Defining and Evaluating a Core Genome Multilocus Sequence Typing Scheme for Whole-Genome Sequence-Based Typing of Listeria monocytogenes

Abstract

Whole-genome sequencing (WGS) has emerged today as an ultimate typing tool to characterize Listeria monocytogenes outbreaks. However, data analysis and interlaboratory comparability of WGS data are still challenging for most public health laboratories. Therefore, we have developed and evaluated a new L. monocytogenes typing scheme based on genome-wide gene-by-gene comparisons (core genome multilocus the sequence typing [cgMLST]) to allow for a unique typing nomenclature. Initially, we determined the breadth of the L. monocytogenes population based on MLST data with a Bayesian approach. Based on the genome sequence data of representative isolates for the whole population, cgMLST target genes were defined and reappraised with 67 L. monocytogenes isolates from two outbreaks and serotype reference strains. The Bayesian population analysis generated five L. monocytogenes groups. Using all available NCBI RefSeq genomes ( n = 36) and six additionally sequenced strains, all genetic groups were covered. Pairwise comparisons of these 42 genome sequences resulted in 1,701 cgMLST targets present in all 42 genomes with 100% overlap and ≥90% sequence similarity.

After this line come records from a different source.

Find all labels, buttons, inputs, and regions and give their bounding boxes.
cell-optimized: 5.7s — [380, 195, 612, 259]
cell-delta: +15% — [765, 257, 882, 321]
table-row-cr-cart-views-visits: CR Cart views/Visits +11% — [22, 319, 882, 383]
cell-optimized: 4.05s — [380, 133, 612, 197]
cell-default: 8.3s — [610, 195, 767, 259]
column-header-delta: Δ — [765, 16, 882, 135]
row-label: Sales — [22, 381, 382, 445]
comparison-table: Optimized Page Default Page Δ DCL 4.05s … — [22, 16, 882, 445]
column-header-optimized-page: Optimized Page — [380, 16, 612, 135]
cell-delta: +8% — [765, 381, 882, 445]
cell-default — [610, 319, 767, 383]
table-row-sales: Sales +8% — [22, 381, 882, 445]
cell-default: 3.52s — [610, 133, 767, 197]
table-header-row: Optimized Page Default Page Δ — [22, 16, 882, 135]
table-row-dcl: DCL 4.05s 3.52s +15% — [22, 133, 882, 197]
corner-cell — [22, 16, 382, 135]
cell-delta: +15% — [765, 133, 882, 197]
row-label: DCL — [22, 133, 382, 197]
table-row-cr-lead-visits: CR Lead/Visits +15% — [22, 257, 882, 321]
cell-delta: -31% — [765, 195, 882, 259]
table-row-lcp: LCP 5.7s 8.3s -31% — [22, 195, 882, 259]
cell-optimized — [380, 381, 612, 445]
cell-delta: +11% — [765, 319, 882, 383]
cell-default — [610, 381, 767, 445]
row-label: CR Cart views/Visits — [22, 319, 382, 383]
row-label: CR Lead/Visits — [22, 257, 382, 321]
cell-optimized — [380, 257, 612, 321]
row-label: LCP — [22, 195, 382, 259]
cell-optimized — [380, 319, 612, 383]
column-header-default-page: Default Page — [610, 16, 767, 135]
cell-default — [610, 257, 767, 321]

Overall, ≥99.1% of the cgMLST targets were present in 67 outbreak and serotype reference strains, underlining the representativeness of the cgMLST scheme. Moreover, cgMLST enabled clustering of outbreak isolates with ≤10 alleles difference and unambiguous separation from unrelated outgroup isolates. In conclusion, the novel cgMLST scheme not only improves outbreak investigations but also enables, due to the availability of the automatically curated cgMLST nomenclature, interlaboratory exchange of data that are crucial, especially for rapid responses during transsectorial outbreaks.